Esta cobertura pitoresca, constituía para a saloia a sua maior gala. Era adornada na frente com tecido de cor garrida e calçava um lenço alvadio; este por sua vez, sobreposto por um outro lenço de cabeça, enramalhe­tado com enfeites sarapantões num fundo róseo listado de uma cor magenta.

 

A saloia aconchegava-o à cara, deixando livre o pente­ado, apartado a meio, donde pendiam as riçadas mele­nas.

Dobrava-o em diagonal e atava-o graciosamente sob o queixo, em duas laçadas pendentes na frente, lem­brando as orelhas tombadas das marrãs.

O lapuz ou homem do campo, da grei saloia, de média condição quando se ataviava a rigor, nos dias solenes ou de ver a Deus, era dum requinte irrefragável no garbo simplório do vestuário, com pormenores extrava­gantes: niza (jaquetão) de saragoça cor de pinhão, ajustado e muito curto; camisa alva (branca), com grandes e espetados colarinhos sem goma, entaipando-lhe as orelhas e os matacões; a rogueira acatitada com tufos e bordados desajeitados.

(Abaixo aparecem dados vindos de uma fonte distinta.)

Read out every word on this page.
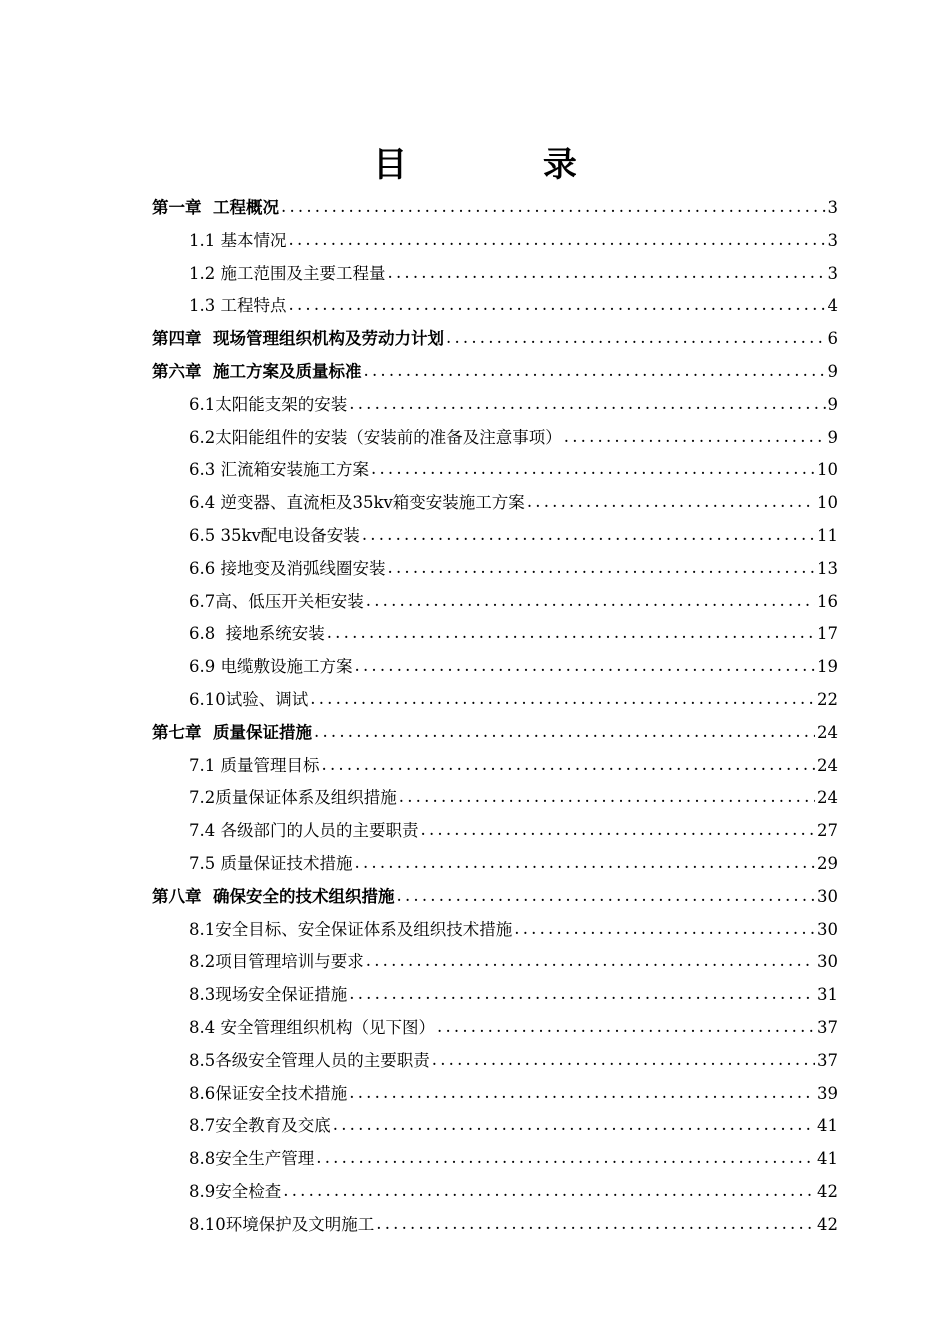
目 录
第一章  工程概况 .....	3
1.1 基本情况 .....	3
1.2 施工范围及主要工程量 .....	3
1.3 工程特点 .....	4
第四章  现场管理组织机构及劳动力计划 .....	6
第六章  施工方案及质量标准 .....	9
6.1太阳能支架的安装 .....	9
6.2太阳能组件的安装（安装前的准备及注意事项） .....	9
6.3 汇流箱安装施工方案 .....	10
6.4 逆变器、直流柜及35kv箱变安装施工方案 .....	10
6.5 35kv配电设备安装 .....	11
6.6 接地变及消弧线圈安装 .....	13
6.7高、低压开关柜安装 .....	16
6.8  接地系统安装 .....	17
6.9 电缆敷设施工方案 .....	19
6.10试验、调试 .....	22
第七章  质量保证措施 .....	24
7.1 质量管理目标 .....	24
7.2质量保证体系及组织措施 .....	24
7.4 各级部门的人员的主要职责 .....	27
7.5 质量保证技术措施 .....	29
第八章  确保安全的技术组织措施 .....	30
8.1安全目标、安全保证体系及组织技术措施 .....	30
8.2项目管理培训与要求 .....	30
8.3现场安全保证措施 .....	31
8.4 安全管理组织机构（见下图） .....	37
8.5各级安全管理人员的主要职责 .....	37
8.6保证安全技术措施 .....	39
8.7安全教育及交底 .....	41
8.8安全生产管理 .....	41
8.9安全检查 .....	42
8.10环境保护及文明施工 .....	42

Calções de burel (tecido grosseiro em lã), ou de surro­beco azul, golpeados na costura exterior da perna e ornados com guarnições de botões, muitas vezes de prata. Meias de lã branca, feitas do novelo, aos serões; apertadas sempre com nastros de ourelo encarnado, um pouco acima da barriga da perna.

Em redor da cintura, uma faixa preta ou vermelha de muitas voltas para comprimir o estômago e suster os calções.

Botas de cano alto de biqueira adelgaçada e tromba erguida.

Na cabeça, como apanágio, um ostentoso chapéu de copa alta (cartola), "Coscujeiro" na termi­nologia ar­caica, "zabumba" de pêlo de castor, estreitamente es­trangulado na parte média.

O Saloio colocava-o com deselegância (às três panca­das), atirando-o para a nuca num negligente menos­prezo.

Acompanhava-o sempre a "Racha" ou varapau de mar­meleiro rijo, não só quando ia às feiras da Malveira, das Mercês ou de São Pedro de Penaferrim, ou até quando ia de visita ao compadre, ou procurava a futura "pa­troa", para com ela estabelecer acordos sentimentais.